Migration : Des canons pour enrayer le flux de migrants en détresse
Un mois après un naufrage dramatique, l'Union européenne va mettre sur pied lundi une opération navale pour « casser » l'activité des trafiquants qui exploitent la détresse des migrants prêts à tout pour traverser la Méditerranée à destination de l'Europe. Au grand dam de la société civile, les dirigeants européens n’ont montré aucune volonté de réformer la politique migratoire de l’UE pour faciliter l’accès à son territoire des demandeurs d’asile.
Empêcher les migrants de quitter les côtes libyennes
Cette mission sans précédent va impliquer le déploiement de bâtiments de guerre et d'avions de surveillance des armées européennes au large de la Libye, devenue la plate-forme majeure du trafic.
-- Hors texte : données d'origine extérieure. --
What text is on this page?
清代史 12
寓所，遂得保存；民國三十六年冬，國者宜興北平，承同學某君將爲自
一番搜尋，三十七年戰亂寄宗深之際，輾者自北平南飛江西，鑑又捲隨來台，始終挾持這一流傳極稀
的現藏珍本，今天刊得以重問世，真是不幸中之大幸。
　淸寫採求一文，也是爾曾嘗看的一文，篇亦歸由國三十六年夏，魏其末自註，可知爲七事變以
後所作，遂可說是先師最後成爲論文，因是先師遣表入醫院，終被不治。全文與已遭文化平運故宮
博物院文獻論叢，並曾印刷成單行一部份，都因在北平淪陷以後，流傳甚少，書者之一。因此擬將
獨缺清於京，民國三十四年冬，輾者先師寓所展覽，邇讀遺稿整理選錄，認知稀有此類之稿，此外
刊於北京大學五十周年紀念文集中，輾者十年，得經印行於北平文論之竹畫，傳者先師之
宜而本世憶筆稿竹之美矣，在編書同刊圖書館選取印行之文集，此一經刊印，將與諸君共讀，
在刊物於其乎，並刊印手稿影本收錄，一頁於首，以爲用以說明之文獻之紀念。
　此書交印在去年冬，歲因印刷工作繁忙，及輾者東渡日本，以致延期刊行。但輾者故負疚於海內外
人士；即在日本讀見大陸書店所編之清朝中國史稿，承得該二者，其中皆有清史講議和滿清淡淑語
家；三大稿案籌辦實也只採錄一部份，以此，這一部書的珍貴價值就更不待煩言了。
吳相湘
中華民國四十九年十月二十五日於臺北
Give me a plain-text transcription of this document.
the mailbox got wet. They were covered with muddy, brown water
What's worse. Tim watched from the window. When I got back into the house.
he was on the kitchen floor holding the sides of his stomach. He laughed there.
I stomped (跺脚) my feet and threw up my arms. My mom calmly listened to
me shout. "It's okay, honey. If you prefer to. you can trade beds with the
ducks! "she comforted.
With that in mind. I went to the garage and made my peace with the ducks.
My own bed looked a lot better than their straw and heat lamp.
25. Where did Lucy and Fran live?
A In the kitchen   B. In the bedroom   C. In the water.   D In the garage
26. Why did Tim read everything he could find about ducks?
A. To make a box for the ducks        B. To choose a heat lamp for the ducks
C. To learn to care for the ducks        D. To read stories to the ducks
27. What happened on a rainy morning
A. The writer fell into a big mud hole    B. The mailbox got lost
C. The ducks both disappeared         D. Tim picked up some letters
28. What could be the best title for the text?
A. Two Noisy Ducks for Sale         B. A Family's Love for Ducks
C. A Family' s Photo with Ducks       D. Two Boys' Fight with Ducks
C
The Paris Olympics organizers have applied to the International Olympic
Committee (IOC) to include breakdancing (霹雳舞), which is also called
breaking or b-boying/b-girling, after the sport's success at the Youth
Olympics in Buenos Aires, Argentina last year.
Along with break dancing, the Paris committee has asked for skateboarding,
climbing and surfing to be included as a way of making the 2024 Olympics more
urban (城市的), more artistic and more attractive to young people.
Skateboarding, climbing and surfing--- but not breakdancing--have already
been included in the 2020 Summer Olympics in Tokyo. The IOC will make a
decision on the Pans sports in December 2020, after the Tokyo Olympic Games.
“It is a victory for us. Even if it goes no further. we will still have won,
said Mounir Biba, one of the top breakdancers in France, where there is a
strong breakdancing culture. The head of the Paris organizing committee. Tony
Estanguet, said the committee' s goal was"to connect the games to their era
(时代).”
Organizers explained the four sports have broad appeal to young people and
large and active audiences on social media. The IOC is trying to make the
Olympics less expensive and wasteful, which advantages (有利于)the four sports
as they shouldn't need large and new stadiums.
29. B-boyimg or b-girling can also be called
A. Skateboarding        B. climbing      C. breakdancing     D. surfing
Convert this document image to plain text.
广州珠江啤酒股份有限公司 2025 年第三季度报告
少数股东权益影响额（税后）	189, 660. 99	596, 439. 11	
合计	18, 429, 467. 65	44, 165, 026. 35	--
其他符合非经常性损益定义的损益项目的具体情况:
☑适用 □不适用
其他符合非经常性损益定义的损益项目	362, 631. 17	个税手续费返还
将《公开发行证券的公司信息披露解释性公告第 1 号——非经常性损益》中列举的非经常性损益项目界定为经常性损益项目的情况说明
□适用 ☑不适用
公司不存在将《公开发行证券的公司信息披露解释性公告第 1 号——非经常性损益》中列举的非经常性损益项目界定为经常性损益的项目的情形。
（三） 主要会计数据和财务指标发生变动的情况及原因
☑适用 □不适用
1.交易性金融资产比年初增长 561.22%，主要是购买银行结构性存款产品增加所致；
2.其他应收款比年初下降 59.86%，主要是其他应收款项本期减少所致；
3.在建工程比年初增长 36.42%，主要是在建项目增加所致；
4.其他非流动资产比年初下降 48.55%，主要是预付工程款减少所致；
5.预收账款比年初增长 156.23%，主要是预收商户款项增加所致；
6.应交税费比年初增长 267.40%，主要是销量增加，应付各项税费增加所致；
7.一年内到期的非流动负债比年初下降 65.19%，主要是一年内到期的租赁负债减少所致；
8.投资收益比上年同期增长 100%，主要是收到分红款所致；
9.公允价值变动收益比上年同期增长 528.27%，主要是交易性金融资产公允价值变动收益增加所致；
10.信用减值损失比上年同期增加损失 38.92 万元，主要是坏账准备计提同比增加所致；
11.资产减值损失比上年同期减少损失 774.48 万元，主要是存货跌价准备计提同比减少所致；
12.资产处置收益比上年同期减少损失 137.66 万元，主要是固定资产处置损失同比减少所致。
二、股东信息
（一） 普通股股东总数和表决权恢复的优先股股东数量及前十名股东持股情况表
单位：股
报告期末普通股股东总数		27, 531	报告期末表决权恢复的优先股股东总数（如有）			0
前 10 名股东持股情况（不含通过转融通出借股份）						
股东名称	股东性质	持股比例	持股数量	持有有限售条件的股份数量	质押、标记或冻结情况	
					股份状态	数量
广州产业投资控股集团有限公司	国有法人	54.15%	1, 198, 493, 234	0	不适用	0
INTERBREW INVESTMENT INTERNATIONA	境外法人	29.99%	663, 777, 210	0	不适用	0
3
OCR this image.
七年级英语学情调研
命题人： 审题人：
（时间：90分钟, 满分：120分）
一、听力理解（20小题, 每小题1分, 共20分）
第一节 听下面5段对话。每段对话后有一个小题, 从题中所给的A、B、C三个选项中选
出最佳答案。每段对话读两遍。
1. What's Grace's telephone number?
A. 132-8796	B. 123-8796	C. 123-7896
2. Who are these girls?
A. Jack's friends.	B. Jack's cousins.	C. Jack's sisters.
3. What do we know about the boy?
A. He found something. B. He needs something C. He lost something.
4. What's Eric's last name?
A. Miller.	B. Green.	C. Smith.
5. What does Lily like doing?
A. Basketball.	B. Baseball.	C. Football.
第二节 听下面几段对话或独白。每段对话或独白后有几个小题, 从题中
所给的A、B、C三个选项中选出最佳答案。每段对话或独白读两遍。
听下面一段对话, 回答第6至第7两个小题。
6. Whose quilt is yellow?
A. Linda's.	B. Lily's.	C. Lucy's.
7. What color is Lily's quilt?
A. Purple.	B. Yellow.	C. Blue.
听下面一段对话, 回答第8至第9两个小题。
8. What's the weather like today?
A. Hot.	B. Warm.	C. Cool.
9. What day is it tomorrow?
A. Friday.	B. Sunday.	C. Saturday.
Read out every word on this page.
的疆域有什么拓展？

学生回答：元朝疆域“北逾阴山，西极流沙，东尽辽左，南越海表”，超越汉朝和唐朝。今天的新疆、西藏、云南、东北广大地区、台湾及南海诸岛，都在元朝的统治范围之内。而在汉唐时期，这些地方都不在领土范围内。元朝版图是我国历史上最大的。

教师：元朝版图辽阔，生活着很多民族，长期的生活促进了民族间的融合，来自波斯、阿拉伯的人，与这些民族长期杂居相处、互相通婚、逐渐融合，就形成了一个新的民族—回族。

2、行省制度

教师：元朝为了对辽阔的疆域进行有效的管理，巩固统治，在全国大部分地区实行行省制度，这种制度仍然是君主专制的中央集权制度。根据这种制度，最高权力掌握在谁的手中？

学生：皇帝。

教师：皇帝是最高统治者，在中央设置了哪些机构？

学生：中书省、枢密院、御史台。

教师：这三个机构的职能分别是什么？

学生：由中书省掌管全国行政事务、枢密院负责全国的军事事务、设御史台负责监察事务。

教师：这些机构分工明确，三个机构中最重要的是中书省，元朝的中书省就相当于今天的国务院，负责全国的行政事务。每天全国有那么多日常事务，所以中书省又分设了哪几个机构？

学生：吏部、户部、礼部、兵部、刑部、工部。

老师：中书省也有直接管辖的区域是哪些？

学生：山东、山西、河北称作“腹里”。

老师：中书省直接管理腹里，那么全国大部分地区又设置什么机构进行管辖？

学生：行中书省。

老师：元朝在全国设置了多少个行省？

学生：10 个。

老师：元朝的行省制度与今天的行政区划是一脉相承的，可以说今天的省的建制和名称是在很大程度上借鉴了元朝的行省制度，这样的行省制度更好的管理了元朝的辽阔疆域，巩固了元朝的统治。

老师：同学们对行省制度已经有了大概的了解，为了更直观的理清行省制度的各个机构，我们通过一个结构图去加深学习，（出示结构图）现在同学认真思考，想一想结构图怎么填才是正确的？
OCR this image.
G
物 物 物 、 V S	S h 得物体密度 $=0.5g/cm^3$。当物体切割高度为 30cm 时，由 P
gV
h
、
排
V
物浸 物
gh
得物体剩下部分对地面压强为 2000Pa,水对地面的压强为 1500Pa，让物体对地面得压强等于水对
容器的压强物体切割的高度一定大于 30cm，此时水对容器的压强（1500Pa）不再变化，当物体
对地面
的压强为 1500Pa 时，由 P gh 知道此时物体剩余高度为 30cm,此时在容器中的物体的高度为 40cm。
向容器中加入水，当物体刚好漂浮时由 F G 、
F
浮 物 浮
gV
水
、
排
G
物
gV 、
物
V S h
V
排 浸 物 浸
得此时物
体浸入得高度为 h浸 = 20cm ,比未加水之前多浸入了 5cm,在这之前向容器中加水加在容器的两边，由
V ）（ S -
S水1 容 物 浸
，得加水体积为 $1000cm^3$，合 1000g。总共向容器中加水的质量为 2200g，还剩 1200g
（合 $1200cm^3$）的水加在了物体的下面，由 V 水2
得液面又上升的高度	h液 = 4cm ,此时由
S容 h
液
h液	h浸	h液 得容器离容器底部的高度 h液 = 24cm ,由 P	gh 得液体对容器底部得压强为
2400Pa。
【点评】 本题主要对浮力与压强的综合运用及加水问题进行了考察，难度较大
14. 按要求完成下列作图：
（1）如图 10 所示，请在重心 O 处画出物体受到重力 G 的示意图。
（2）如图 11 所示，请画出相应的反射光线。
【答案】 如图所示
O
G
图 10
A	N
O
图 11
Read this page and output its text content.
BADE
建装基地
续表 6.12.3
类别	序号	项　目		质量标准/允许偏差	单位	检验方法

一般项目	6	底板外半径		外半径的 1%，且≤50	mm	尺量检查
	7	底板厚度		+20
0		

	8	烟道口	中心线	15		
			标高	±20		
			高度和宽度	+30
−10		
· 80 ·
Le lancement de l’opération, qui requiert également un feu vert de l’ONU, doit être formellement décidé ce lundi par les 28 ministres des Affaires étrangères de l'UE après une réunion avec leurs homologues de la Défense.
Le drame qui a ému toute l'Europe et a poussé ses dirigeants à agir est survenu dans la nuit du 18 au 19 avril. Il a coûté la vie à 800 personnes dont une majorité était enfermée dans la cale d'un chalutier qui a chaviré au large de la Libye. En tout, environ 1500 personnes ont perdu la vie depuis le début de l’année en tentant de traverser la Méditerranée, un record.
Réunis en urgence le 23 avril, les dirigeants de l'UE ont demandé une opération pour « capturer et détruire les embarcations » des passeurs venant de Libye avant qu'elles ne soient utilisées. Ils ont également décidé de renforcer les moyens de Triton et Poséidon, deux missions de surveillance et de sauvetage en Méditerranée confiées à Frontex, la controversée agence chargée des frontières extérieures.
« Des ponts, pas des murs », réclame le monde associatif
Cette mission navale est unanimement dénoncée par les ONG. Selon ses détracteurs, elle va seulement déplacer les routes empruntées par les passeurs. Même le procureur sicilien Giovanni Salvi, en première ligne contre les passeurs, est sceptique : détruire les bateaux des pêcheurs libyens risque de dresser la population contre les Européens, a-t-il mis en garde.
Dans une tribune, une centaine d’organisations euro-méditerranéennes de défense des droits humains ont appelé l’Europe « à ouvrir des voies d’accès au territoire européen pour les personnes migrantes et réfugiées, dans le respect du droit international et européen » et à mettre en place « un mécanisme d’accueil des personnes migrantes et réfugiées sur la base de la solidarité entre États membres », prévu par le droit européen.
Un appel qui a toutes les chances de ne pas trouver d’échos dans les capitales européennes. Paris, Londres, Berlin, Rome et Madrid ont déjà promis de fournir des navires. La Pologne et la Slovénie engageraient des avions de surveillance ou des hélicoptères, selon des sources diplomatiques.
Mais, pas question de mener des opérations militaires en territoire libyen, a assuré Federica Mogherini, la chef de la diplomatie européenne. La mission consiste à traquer les bateaux utilisés par les passeurs armés pour tracter jusqu'en haute mer les embarcations chargées de centaines de migrants et à empêcher la récupération de ces embarcations lorsque les passagers ont été secourus.